Sending an unsolicited message or picture message using a Bluetooth connection.

Question 42

bluesnarfing

Answer 42

A wireless attack where an attacker gains access to unauthorized information on a device using a Bluetooth connection.

Question 43

boot attestation

Answer 43

Report of boot state integrity data that is signed by a tamper-proof TPM key and reported to a network server.

Question 44

botnet

Answer 44

A set of hosts that has been infected by a control program called a bot that enables attackers to exploit the hosts to mount attacks. Also known as zombie.

Question 45

BPA (business partnership agreement)

Answer 45

Agreement by two companies to work together closely, such as the partner agreements that large IT companies set up with resellers and solution providers.

Question 46

BPDU guard (Bridge Protocol Data Unit guard)

Answer 46

Switch port security feature that disables the port if it receives BPDU notifications related to spanning tree.

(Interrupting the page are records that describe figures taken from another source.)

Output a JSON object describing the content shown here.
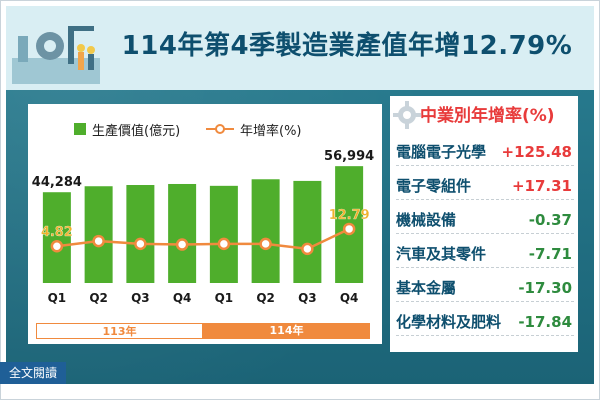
{
  "title": "114年第4季製造業產值年增12.79%",
  "legend": {
    "bar_label": "生產價值(億元)",
    "line_label": "年增率(%)"
  },
  "year_labels": [
    "113年",
    "114年"
  ],
  "sector_panel": {
    "title": "中業別年增率(%)",
    "rows": [
      {
        "name": "電腦電子光學",
        "value": "+125.48"
      },
      {
        "name": "電子零組件",
        "value": "+17.31"
      },
      {
        "name": "機械設備",
        "value": "-0.37"
      },
      {
        "name": "汽車及其零件",
        "value": "-7.71"
      },
      {
        "name": "基本金屬",
        "value": "-17.30"
      },
      {
        "name": "化學材料及肥料",
        "value": "-17.84"
      }
    ]
  },
  "read_more_label": "全文閱讀",
  "colors": {
    "bar": "#4fae2c",
    "line": "#f08a3e",
    "positive": "#e83b3b",
    "negative": "#2e8b3e",
    "title": "#0e4f6e"
  },
  "chart_data": {
    "type": "bar",
    "categories": [
      "Q1",
      "Q2",
      "Q3",
      "Q4",
      "Q1",
      "Q2",
      "Q3",
      "Q4"
    ],
    "series": [
      {
        "name": "生產價值(億元)",
        "type": "bar",
        "values": [
          44284,
          47200,
          47800,
          48300,
          47400,
          50600,
          49800,
          56994
        ]
      },
      {
        "name": "年增率(%)",
        "type": "line",
        "values": [
          4.82,
          7.2,
          5.9,
          5.6,
          5.9,
          5.9,
          3.6,
          12.79
        ]
      }
    ],
    "data_labels": {
      "bar": [
        {
          "index": 0,
          "text": "44,284"
        },
        {
          "index": 7,
          "text": "56,994"
        }
      ],
      "line": [
        {
          "index": 0,
          "text": "4.82"
        },
        {
          "index": 7,
          "text": "12.79"
        }
      ]
    },
    "group_labels": [
      "113年",
      "114年"
    ],
    "bar_ylim": [
      0,
      60000
    ],
    "line_ylim": [
      -20,
      40
    ],
    "grid": false,
    "legend_position": "top"
  }
}
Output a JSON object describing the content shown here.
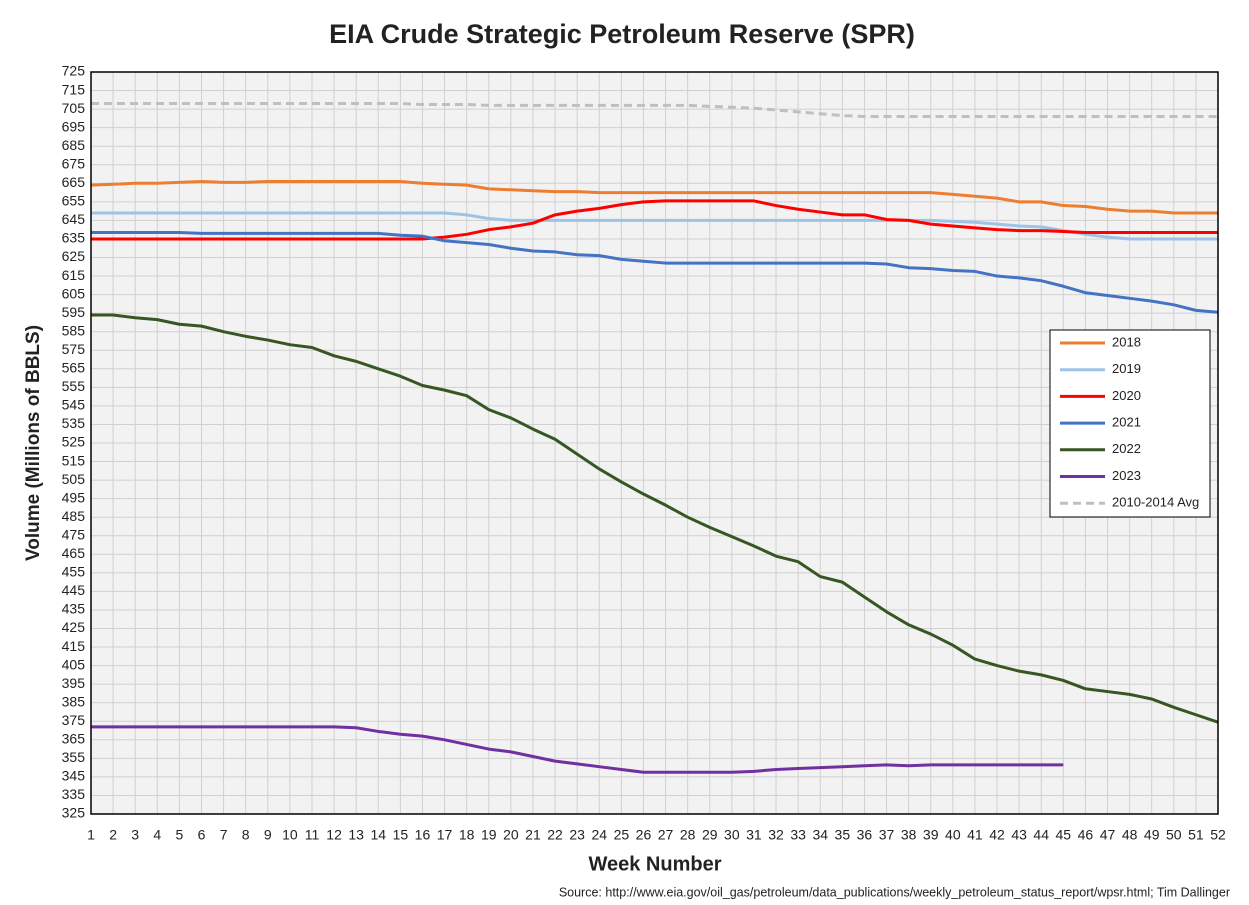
{
  "chart_data": {
    "type": "line",
    "title": "EIA Crude Strategic Petroleum Reserve (SPR)",
    "x_label": "Week Number",
    "y_label": "Volume (Millions of BBLS)",
    "source": "Source: http://www.eia.gov/oil_gas/petroleum/data_publications/weekly_petroleum_status_report/wpsr.html; Tim Dallinger",
    "x": [
      1,
      2,
      3,
      4,
      5,
      6,
      7,
      8,
      9,
      10,
      11,
      12,
      13,
      14,
      15,
      16,
      17,
      18,
      19,
      20,
      21,
      22,
      23,
      24,
      25,
      26,
      27,
      28,
      29,
      30,
      31,
      32,
      33,
      34,
      35,
      36,
      37,
      38,
      39,
      40,
      41,
      42,
      43,
      44,
      45,
      46,
      47,
      48,
      49,
      50,
      51,
      52
    ],
    "xlim": [
      1,
      52
    ],
    "xticks": [
      1,
      2,
      3,
      4,
      5,
      6,
      7,
      8,
      9,
      10,
      11,
      12,
      13,
      14,
      15,
      16,
      17,
      18,
      19,
      20,
      21,
      22,
      23,
      24,
      25,
      26,
      27,
      28,
      29,
      30,
      31,
      32,
      33,
      34,
      35,
      36,
      37,
      38,
      39,
      40,
      41,
      42,
      43,
      44,
      45,
      46,
      47,
      48,
      49,
      50,
      51,
      52
    ],
    "ylim": [
      325,
      725
    ],
    "yticks": [
      325,
      335,
      345,
      355,
      365,
      375,
      385,
      395,
      405,
      415,
      425,
      435,
      445,
      455,
      465,
      475,
      485,
      495,
      505,
      515,
      525,
      535,
      545,
      555,
      565,
      575,
      585,
      595,
      605,
      615,
      625,
      635,
      645,
      655,
      665,
      675,
      685,
      695,
      705,
      715,
      725
    ],
    "grid": true,
    "legend": "center right",
    "series": [
      {
        "name": "2018",
        "color": "#ed7d31",
        "dashed": false,
        "values": [
          664,
          664.5,
          665,
          665,
          665.5,
          666,
          665.5,
          665.5,
          666,
          666,
          666,
          666,
          666,
          666,
          666,
          665,
          664.5,
          664,
          662,
          661.5,
          661,
          660.5,
          660.5,
          660,
          660,
          660,
          660,
          660,
          660,
          660,
          660,
          660,
          660,
          660,
          660,
          660,
          660,
          660,
          660,
          659,
          658,
          657,
          655,
          655,
          653,
          652.5,
          651,
          650,
          650,
          649,
          649,
          649
        ]
      },
      {
        "name": "2019",
        "color": "#9dc3e6",
        "dashed": false,
        "values": [
          649,
          649,
          649,
          649,
          649,
          649,
          649,
          649,
          649,
          649,
          649,
          649,
          649,
          649,
          649,
          649,
          649,
          648,
          646,
          645,
          645,
          645,
          645,
          645,
          645,
          645,
          645,
          645,
          645,
          645,
          645,
          645,
          645,
          645,
          645,
          645,
          645,
          645,
          645,
          644.5,
          644,
          643,
          642,
          641.5,
          639.5,
          637.5,
          636,
          635,
          635,
          635,
          635,
          635
        ]
      },
      {
        "name": "2020",
        "color": "#ff0000",
        "dashed": false,
        "values": [
          635,
          635,
          635,
          635,
          635,
          635,
          635,
          635,
          635,
          635,
          635,
          635,
          635,
          635,
          635,
          635,
          636,
          637.5,
          640,
          641.5,
          643.5,
          648,
          650,
          651.5,
          653.5,
          655,
          655.5,
          655.5,
          655.5,
          655.5,
          655.5,
          653,
          651,
          649.5,
          648,
          648,
          645.5,
          645,
          643,
          642,
          641,
          640,
          639.5,
          639.5,
          639,
          638.5,
          638.5,
          638.5,
          638.5,
          638.5,
          638.5,
          638.5
        ]
      },
      {
        "name": "2021",
        "color": "#4472c4",
        "dashed": false,
        "values": [
          638.5,
          638.5,
          638.5,
          638.5,
          638.5,
          638,
          638,
          638,
          638,
          638,
          638,
          638,
          638,
          638,
          637,
          636.5,
          634,
          633,
          632,
          630,
          628.5,
          628,
          626.5,
          626,
          624,
          623,
          622,
          622,
          622,
          622,
          622,
          622,
          622,
          622,
          622,
          622,
          621.5,
          619.5,
          619,
          618,
          617.5,
          615,
          614,
          612.5,
          609.5,
          606,
          604.5,
          603,
          601.5,
          599.5,
          596.5,
          595.5
        ]
      },
      {
        "name": "2022",
        "color": "#375623",
        "dashed": false,
        "values": [
          594,
          594,
          592.5,
          591.5,
          589,
          588,
          585,
          582.5,
          580.5,
          578,
          576.5,
          572,
          569,
          565,
          561,
          556,
          553.5,
          550.5,
          543,
          538.5,
          532.5,
          527,
          519,
          511,
          504,
          497.5,
          491.5,
          485,
          479.5,
          474.5,
          469.5,
          464,
          461,
          453,
          450,
          442,
          434,
          427,
          422,
          416,
          408.5,
          405,
          402,
          400,
          397,
          392.5,
          391,
          389.5,
          387,
          382.5,
          378.5,
          374.5
        ]
      },
      {
        "name": "2023",
        "color": "#7030a0",
        "dashed": false,
        "values": [
          372,
          372,
          372,
          372,
          372,
          372,
          372,
          372,
          372,
          372,
          372,
          372,
          371.5,
          369.5,
          368,
          367,
          365,
          362.5,
          360,
          358.5,
          356,
          353.5,
          352,
          350.5,
          349,
          347.5,
          347.5,
          347.5,
          347.5,
          347.5,
          348,
          349,
          349.5,
          350,
          350.5,
          351,
          351.5,
          351,
          351.5,
          351.5,
          351.5,
          351.5,
          351.5,
          351.5,
          351.5,
          null,
          null,
          null,
          null,
          null,
          null,
          null
        ]
      },
      {
        "name": "2010-2014 Avg",
        "color": "#bfbfbf",
        "dashed": true,
        "values": [
          708,
          708,
          708,
          708,
          708,
          708,
          708,
          708,
          708,
          708,
          708,
          708,
          708,
          708,
          708,
          707.5,
          707.5,
          707.5,
          707,
          707,
          707,
          707,
          707,
          707,
          707,
          707,
          707,
          707,
          706.5,
          706,
          705.5,
          704.5,
          703.5,
          702.5,
          701.5,
          701,
          701,
          701,
          701,
          701,
          701,
          701,
          701,
          701,
          701,
          701,
          701,
          701,
          701,
          701,
          701,
          701
        ]
      }
    ]
  }
}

This is configured on access ports where there any BPDU frames are likely to be malicious.

Question 47

brute force attack

Answer 47

A type of password attack where an attacker uses an application to exhaustively try every possible alphanumeric combination to crack encrypted passwords.

Question 48

buffer overflow

Answer 48

An attack in which data goes past the boundary of the destination buffer and begins to corrupt adjacent memory. This can allow the attacker to crash the system or execute arbitrary code.

Question 49

bug bounty

Answer 49

Reward scheme operated by software and web services vendors for reporting vulnerabilities.

Question 50

BYOD (bring your own device)

Answer 50

Security framework and tools to facilitate use of personally-owned devices to access corporate networks and data.